We set off very early the next morning for a big day birding along the Birdsville. Just after sunrise we arrived at our first stop, a flooded swamp, where the constant chatter of ibis and spoonbill rookeries provided a background chorus to the crippling views of Grey Grasswren sitting atop lignum bushes in the foreground. A flock of Australian Pratincoles flew over as a dingo was sniffing around the car, and more Budgies and Cockatiels flew over. We were very fortunate to find a Grey Falcon sitting next to a nest on a tower, and observed this highly sought-after, yet seldom found, bird for a long time. On the way back to Mungerannie we checked another sand dune and sure enough, found another Eyrean Grasswren.
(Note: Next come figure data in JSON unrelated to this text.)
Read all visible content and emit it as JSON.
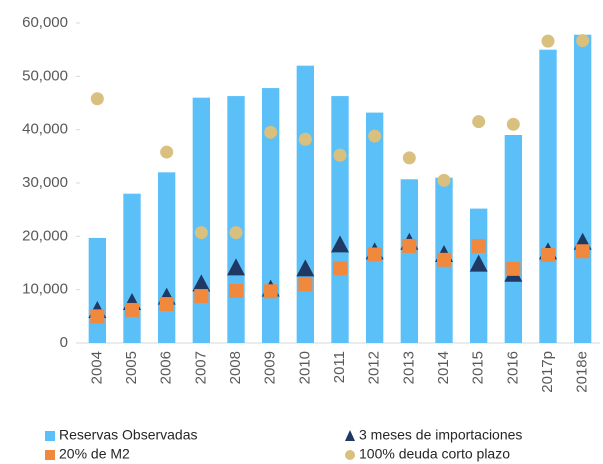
{
  "chart_data": {
    "type": "bar",
    "categories": [
      "2004",
      "2005",
      "2006",
      "2007",
      "2008",
      "2009",
      "2010",
      "2011",
      "2012",
      "2013",
      "2014",
      "2015",
      "2016",
      "2017p",
      "2018e"
    ],
    "series": [
      {
        "name": "Reservas Observadas",
        "type": "bar",
        "color": "#5bc0f8",
        "values": [
          19700,
          28000,
          32000,
          46000,
          46300,
          47800,
          52000,
          46300,
          43200,
          30700,
          31000,
          25200,
          39000,
          55000,
          57800
        ]
      },
      {
        "name": "3 meses de importaciones",
        "type": "triangle",
        "color": "#1f3864",
        "values": [
          6000,
          7500,
          8500,
          11000,
          14000,
          10000,
          13800,
          18300,
          17000,
          18800,
          16500,
          14700,
          12800,
          17000,
          18800
        ]
      },
      {
        "name": "20% de M2",
        "type": "square",
        "color": "#f0883e",
        "values": [
          5000,
          6200,
          7300,
          8800,
          9800,
          9700,
          11000,
          14000,
          16600,
          18200,
          15600,
          18200,
          13900,
          16500,
          17200
        ]
      },
      {
        "name": "100% deuda corto plazo",
        "type": "circle",
        "color": "#d9c07e",
        "values": [
          45800,
          null,
          35800,
          20700,
          20700,
          39500,
          38200,
          35200,
          38800,
          34700,
          30500,
          41500,
          41000,
          56600,
          56700
        ]
      }
    ],
    "ylim": [
      0,
      60000
    ],
    "yticks": [
      0,
      {
        "value": 10000,
        "label": "10,000"
      },
      {
        "value": 20000,
        "label": "20,000"
      },
      {
        "value": 30000,
        "label": "30,000"
      },
      {
        "value": 40000,
        "label": "40,000"
      },
      {
        "value": 50000,
        "label": "50,000"
      },
      {
        "value": 60000,
        "label": "60,000"
      }
    ]
  }
}
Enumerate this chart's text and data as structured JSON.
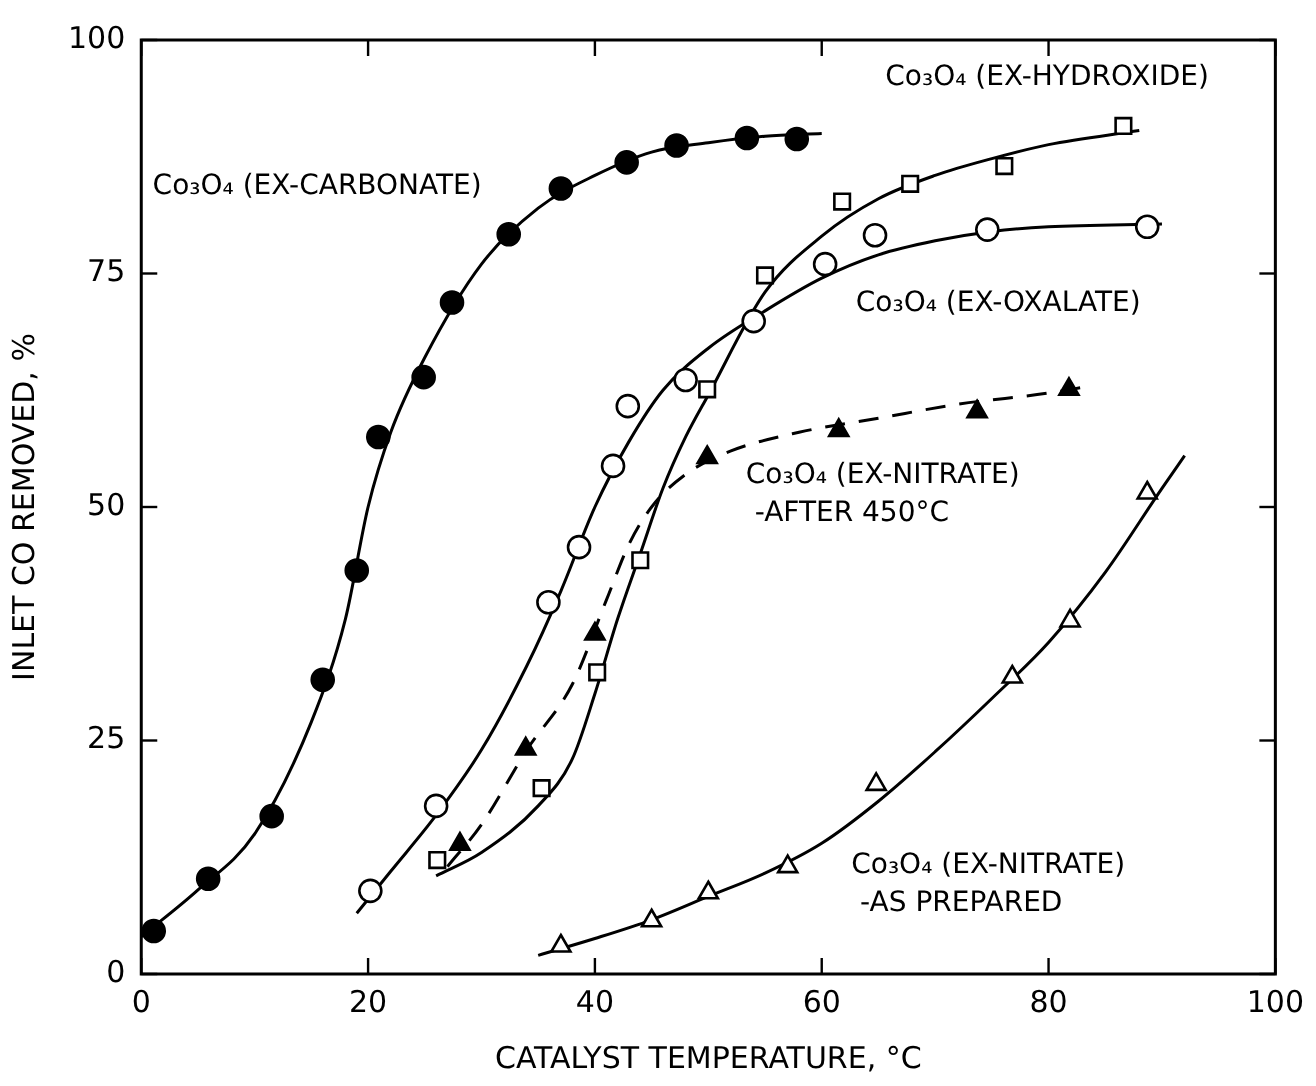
{
  "chart_data": {
    "type": "scatter",
    "xlabel": "CATALYST TEMPERATURE, °C",
    "ylabel": "INLET CO REMOVED, %",
    "xlim": [
      0,
      100
    ],
    "ylim": [
      0,
      100
    ],
    "xticks": [
      0,
      20,
      40,
      60,
      80,
      100
    ],
    "yticks": [
      0,
      25,
      50,
      75,
      100
    ],
    "grid": false,
    "series": [
      {
        "name": "Co₃O₄ (EX-CARBONATE)",
        "type": "scatter",
        "marker": "circle",
        "color": "#000000",
        "x": [
          1.1,
          5.9,
          11.5,
          16.0,
          19.0,
          20.9,
          24.9,
          27.4,
          32.4,
          37.0,
          42.8,
          47.2,
          53.4,
          57.8
        ],
        "values": [
          4.6,
          10.2,
          16.9,
          31.5,
          43.2,
          57.5,
          63.9,
          71.9,
          79.2,
          84.1,
          86.9,
          88.7,
          89.5,
          89.4
        ]
      },
      {
        "name": "Co₃O₄ (EX-HYDROXIDE)",
        "type": "scatter",
        "marker": "square",
        "color": "#ffffff",
        "x": [
          26.1,
          35.3,
          40.2,
          44.0,
          49.9,
          55.0,
          61.8,
          67.8,
          76.1,
          86.6
        ],
        "values": [
          12.2,
          19.9,
          32.3,
          44.3,
          62.6,
          74.8,
          82.7,
          84.6,
          86.5,
          90.8
        ]
      },
      {
        "name": "Co₃O₄ (EX-OXALATE)",
        "type": "scatter",
        "marker": "circle",
        "color": "#ffffff",
        "x": [
          20.2,
          26.0,
          35.9,
          38.6,
          41.6,
          42.9,
          48.0,
          54.0,
          60.3,
          64.7,
          74.6,
          88.7
        ],
        "values": [
          8.9,
          18.0,
          39.8,
          45.7,
          54.4,
          60.8,
          63.6,
          69.9,
          76.0,
          79.1,
          79.7,
          80.0
        ]
      },
      {
        "name": "Co₃O₄ (EX-NITRATE) -AFTER 450°C",
        "type": "scatter",
        "marker": "triangle",
        "color": "#000000",
        "x": [
          28.1,
          33.9,
          40.0,
          49.9,
          61.5,
          73.7,
          81.8
        ],
        "values": [
          13.9,
          24.1,
          36.4,
          55.3,
          58.2,
          60.2,
          62.6
        ]
      },
      {
        "name": "Co₃O₄ (EX-NITRATE) -AS PREPARED",
        "type": "scatter",
        "marker": "triangle",
        "color": "#ffffff",
        "x": [
          37.0,
          45.0,
          50.0,
          57.0,
          64.8,
          76.8,
          81.9,
          88.7
        ],
        "values": [
          3.0,
          5.7,
          8.7,
          11.5,
          20.3,
          31.8,
          37.8,
          51.5
        ]
      },
      {
        "type": "line",
        "marker": "none",
        "line_style": "solid",
        "color": "#000000",
        "x": [
          0,
          5,
          10,
          15,
          18,
          20,
          22,
          25,
          30,
          35,
          40,
          45,
          50,
          55,
          60
        ],
        "values": [
          4,
          9,
          15,
          27,
          38,
          50,
          58,
          66,
          76,
          82,
          85.5,
          88,
          89,
          89.7,
          90
        ]
      },
      {
        "type": "line",
        "marker": "none",
        "line_style": "solid",
        "color": "#000000",
        "x": [
          26,
          30,
          35,
          38,
          40,
          42,
          44,
          46,
          48,
          50,
          55,
          60,
          65,
          70,
          75,
          80,
          88
        ],
        "values": [
          10.5,
          13,
          18,
          23,
          30,
          38,
          45,
          52,
          57.5,
          62,
          73,
          79,
          83,
          85.5,
          87.3,
          88.8,
          90.3
        ]
      },
      {
        "type": "line",
        "marker": "none",
        "line_style": "solid",
        "color": "#000000",
        "x": [
          19,
          22,
          26,
          30,
          34,
          37,
          40,
          43,
          46,
          50,
          55,
          60,
          65,
          70,
          75,
          80,
          90
        ],
        "values": [
          6.5,
          11,
          17,
          24,
          33,
          41,
          50,
          57,
          62.5,
          67,
          71,
          74.5,
          77,
          78.5,
          79.5,
          80,
          80.3
        ]
      },
      {
        "type": "line",
        "marker": "none",
        "line_style": "dashed",
        "color": "#000000",
        "x": [
          27,
          30,
          34,
          38,
          41,
          43,
          45,
          48,
          52,
          58,
          65,
          72,
          80,
          83
        ],
        "values": [
          11.5,
          16,
          24,
          31,
          40,
          46,
          50,
          53.5,
          56,
          58,
          59.5,
          61,
          62.2,
          62.8
        ]
      },
      {
        "type": "line",
        "marker": "none",
        "line_style": "solid",
        "color": "#000000",
        "x": [
          35,
          40,
          45,
          50,
          55,
          60,
          65,
          70,
          75,
          80,
          85,
          90,
          92
        ],
        "values": [
          2,
          3.8,
          5.8,
          8.3,
          10.8,
          14,
          18.5,
          23.8,
          29.5,
          35.5,
          43,
          52,
          55.5
        ]
      }
    ]
  }
}
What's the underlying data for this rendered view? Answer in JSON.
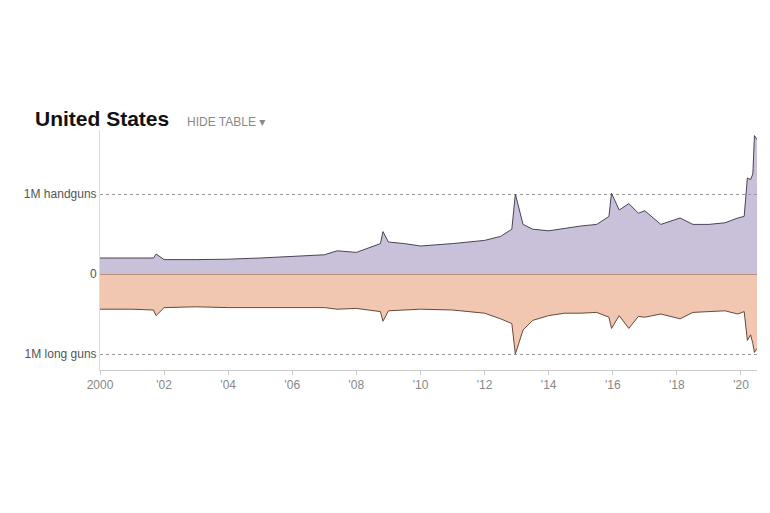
{
  "chart_data": {
    "type": "area",
    "title": "United States",
    "annotations": [
      "HIDE TABLE ▾"
    ],
    "x": [
      2000,
      2001,
      2001.67,
      2001.75,
      2002,
      2003,
      2004,
      2005,
      2006,
      2007,
      2007.4,
      2008,
      2008.75,
      2008.83,
      2009,
      2009.5,
      2010,
      2011,
      2012,
      2012.5,
      2012.85,
      2012.96,
      2013.2,
      2013.5,
      2014,
      2014.5,
      2015,
      2015.5,
      2015.88,
      2015.96,
      2016.2,
      2016.5,
      2016.8,
      2017,
      2017.5,
      2018.1,
      2018.5,
      2019,
      2019.5,
      2019.9,
      2020.1,
      2020.2,
      2020.3,
      2020.37,
      2020.42,
      2020.5
    ],
    "series": [
      {
        "name": "handguns",
        "color": "#a596c0",
        "values": [
          200000,
          195000,
          200000,
          250000,
          180000,
          180000,
          185000,
          200000,
          220000,
          240000,
          290000,
          270000,
          380000,
          530000,
          400000,
          380000,
          350000,
          380000,
          420000,
          470000,
          560000,
          1000000,
          620000,
          560000,
          540000,
          570000,
          600000,
          620000,
          720000,
          1010000,
          800000,
          880000,
          760000,
          790000,
          620000,
          700000,
          620000,
          620000,
          640000,
          700000,
          720000,
          1200000,
          1180000,
          1250000,
          1730000,
          1680000
        ]
      },
      {
        "name": "long guns",
        "color": "#e9a17f",
        "values": [
          -440000,
          -440000,
          -450000,
          -520000,
          -420000,
          -410000,
          -420000,
          -420000,
          -420000,
          -420000,
          -440000,
          -430000,
          -470000,
          -590000,
          -460000,
          -450000,
          -440000,
          -450000,
          -490000,
          -560000,
          -620000,
          -1000000,
          -700000,
          -580000,
          -520000,
          -490000,
          -490000,
          -480000,
          -540000,
          -680000,
          -520000,
          -680000,
          -530000,
          -540000,
          -500000,
          -560000,
          -480000,
          -470000,
          -460000,
          -500000,
          -470000,
          -830000,
          -760000,
          -870000,
          -980000,
          -930000
        ]
      }
    ],
    "xlim": [
      2000,
      2020.5
    ],
    "xticks": [
      2000,
      {
        "value": 2002,
        "label": "'02"
      },
      {
        "value": 2004,
        "label": "'04"
      },
      {
        "value": 2006,
        "label": "'06"
      },
      {
        "value": 2008,
        "label": "'08"
      },
      {
        "value": 2010,
        "label": "'10"
      },
      {
        "value": 2012,
        "label": "'12"
      },
      {
        "value": 2014,
        "label": "'14"
      },
      {
        "value": 2016,
        "label": "'16"
      },
      {
        "value": 2018,
        "label": "'18"
      },
      {
        "value": 2020,
        "label": "'20"
      }
    ],
    "ylim": [
      -1200000,
      1800000
    ],
    "yticks": [
      {
        "value": -1000000,
        "label": "1M long guns"
      },
      0,
      {
        "value": 1000000,
        "label": "1M handguns"
      }
    ],
    "grid": "y"
  }
}
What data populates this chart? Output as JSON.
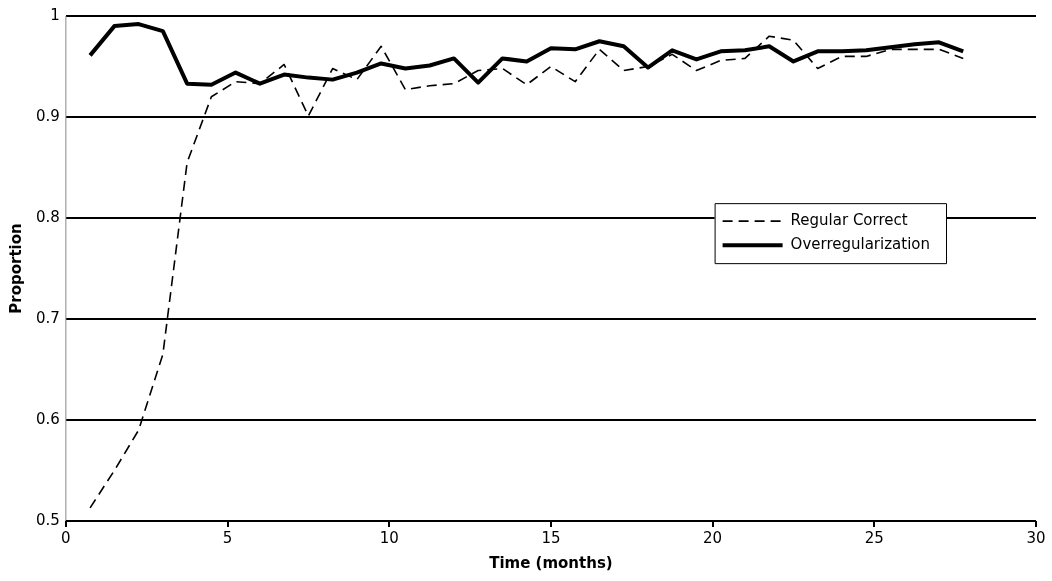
{
  "chart_data": {
    "type": "line",
    "xlabel": "Time (months)",
    "ylabel": "Proportion",
    "x": [
      0.75,
      1.5,
      2.25,
      3,
      3.75,
      4.5,
      5.25,
      6,
      6.75,
      7.5,
      8.25,
      9,
      9.75,
      10.5,
      11.25,
      12,
      12.75,
      13.5,
      14.25,
      15,
      15.75,
      16.5,
      17.25,
      18,
      18.75,
      19.5,
      20.25,
      21,
      21.75,
      22.5,
      23.25,
      24,
      24.75,
      25.5,
      26.25,
      27,
      27.75
    ],
    "series": [
      {
        "name": "Regular Correct",
        "color": "#000000",
        "line_style": "dashed",
        "values": [
          0.513,
          0.55,
          0.59,
          0.665,
          0.855,
          0.92,
          0.935,
          0.933,
          0.952,
          0.901,
          0.948,
          0.937,
          0.97,
          0.927,
          0.931,
          0.933,
          0.946,
          0.948,
          0.932,
          0.95,
          0.935,
          0.967,
          0.946,
          0.95,
          0.962,
          0.946,
          0.956,
          0.958,
          0.98,
          0.976,
          0.948,
          0.96,
          0.96,
          0.967,
          0.967,
          0.967,
          0.958
        ]
      },
      {
        "name": "Overregularization",
        "color": "#000000",
        "line_style": "solid",
        "values": [
          0.961,
          0.99,
          0.992,
          0.985,
          0.933,
          0.932,
          0.944,
          0.933,
          0.942,
          0.939,
          0.937,
          0.944,
          0.953,
          0.948,
          0.951,
          0.958,
          0.934,
          0.958,
          0.955,
          0.968,
          0.967,
          0.975,
          0.97,
          0.949,
          0.966,
          0.957,
          0.965,
          0.966,
          0.97,
          0.955,
          0.965,
          0.965,
          0.966,
          0.969,
          0.972,
          0.974,
          0.965
        ]
      }
    ],
    "xlim": [
      0,
      30
    ],
    "xticks": [
      0,
      5,
      10,
      15,
      20,
      25,
      30
    ],
    "ylim": [
      0.5,
      1
    ],
    "yticks": [
      0.5,
      0.6,
      0.7,
      0.8,
      0.9,
      1
    ],
    "grid": "y",
    "legend": "right",
    "marker": "none"
  }
}
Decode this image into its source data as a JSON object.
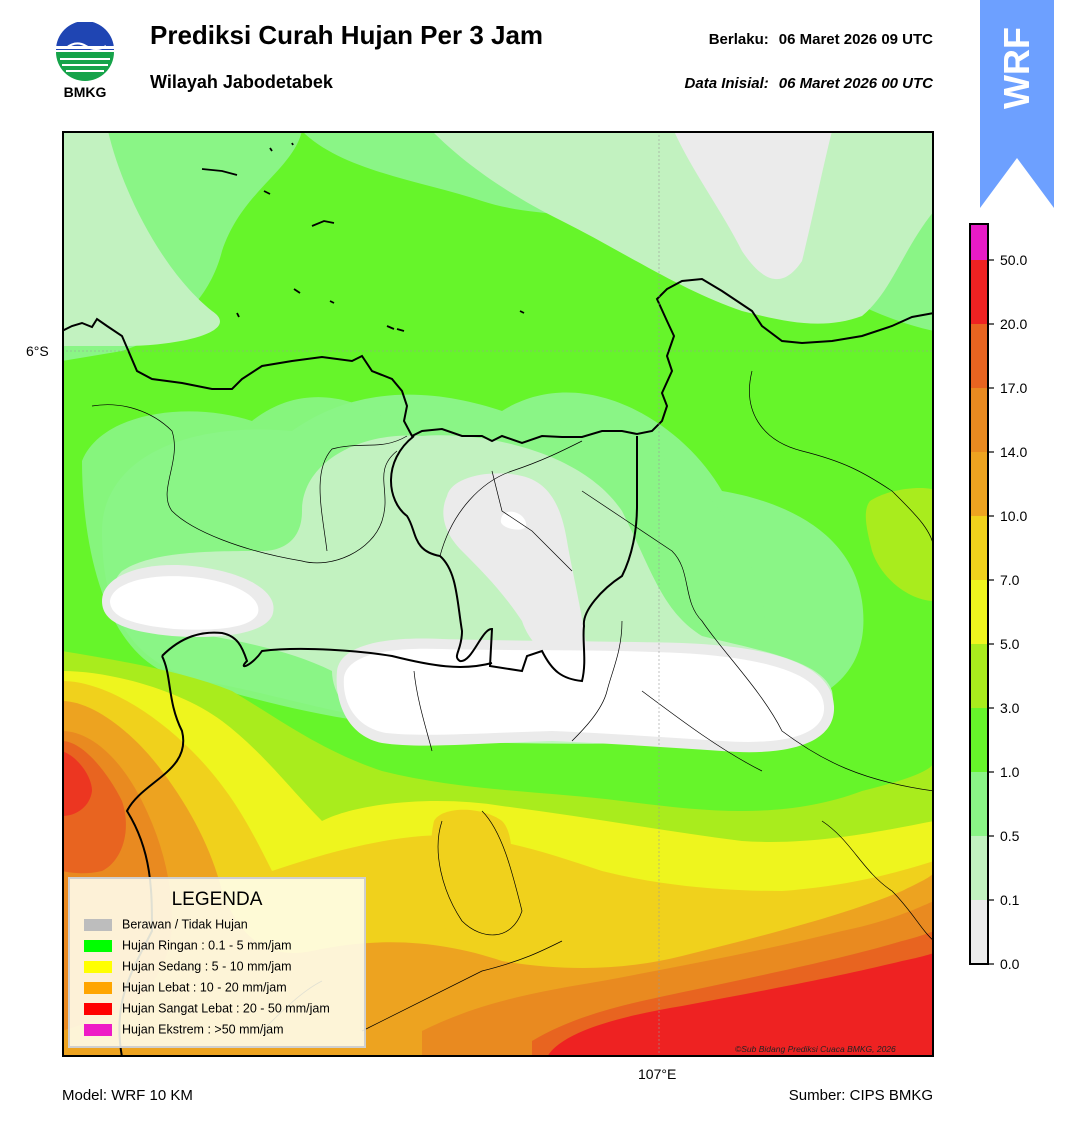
{
  "header": {
    "title": "Prediksi Curah Hujan Per 3 Jam",
    "subtitle": "Wilayah Jabodetabek",
    "valid_label": "Berlaku:",
    "valid_value": "06 Maret 2026 09 UTC",
    "init_label": "Data Inisial:",
    "init_value": "06 Maret 2026 00 UTC",
    "logo_text": "BMKG",
    "badge_text": "WRF"
  },
  "map": {
    "lat_label": "6°S",
    "lon_label": "107°E",
    "copyright": "©Sub Bidang Prediksi Cuaca BMKG, 2026"
  },
  "colorbar": {
    "ticks": [
      "0.0",
      "0.1",
      "0.5",
      "1.0",
      "3.0",
      "5.0",
      "7.0",
      "10.0",
      "14.0",
      "17.0",
      "20.0",
      "50.0"
    ],
    "colors": [
      "#ebebeb",
      "#c2f2c0",
      "#8af586",
      "#66f52a",
      "#a9ec1d",
      "#eef51e",
      "#f0d11c",
      "#eda320",
      "#e98a20",
      "#e86420",
      "#ee2222",
      "#e81bc6"
    ]
  },
  "legend": {
    "title": "LEGENDA",
    "items": [
      {
        "label": "Berawan / Tidak Hujan",
        "color": "#bdbdbd"
      },
      {
        "label": "Hujan Ringan : 0.1 - 5 mm/jam",
        "color": "#00ff00"
      },
      {
        "label": "Hujan Sedang : 5 - 10 mm/jam",
        "color": "#ffff00"
      },
      {
        "label": "Hujan Lebat : 10 - 20 mm/jam",
        "color": "#ffa500"
      },
      {
        "label": "Hujan Sangat Lebat : 20 - 50 mm/jam",
        "color": "#ff0000"
      },
      {
        "label": "Hujan Ekstrem : >50 mm/jam",
        "color": "#ee1bc6"
      }
    ]
  },
  "footer": {
    "model": "Model: WRF 10 KM",
    "source": "Sumber: CIPS BMKG"
  }
}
At one site where there was a flowing creek with a sand dune next to it a party of migrating White-winged Trillers had found a pleasant rest stop, along with Rufous Songlarks, more chats and a Black Honeyeater.

Day 6: June 26

The last morning in the desert and checking another sand dune we found a pair of Eyrean Grasswren showing very well perched atop a bush while singing. It was then time to head back to “civilization”, after a 1.5 hour wait at the ferry (it only takes one car at a time) which we didn’t mind as it allowed us to bird the inundated areas, where over 500 Gull-billed Terns were foraging. More chats, Zebra Finches, Budgies and the odd Nankeen Night-heron were found, and a curry for dinner in Pt Augusta made a welcome change from 4 nights of meat and fries.

Day 7: June 27

The last day of the tour  saw us birding around a frosty Pt Augusta which yielded many Redthroats, a Black-eared Cuckoo, Chirruping Wedgebills, Little Eagle and Banded Stilt. Closer to Adelaide, we finished off the tour with close-up views of Slender-billed Thornbill. All in all, the participants agreed that it had been a highly successful tour – birding doesn’t get much better than this.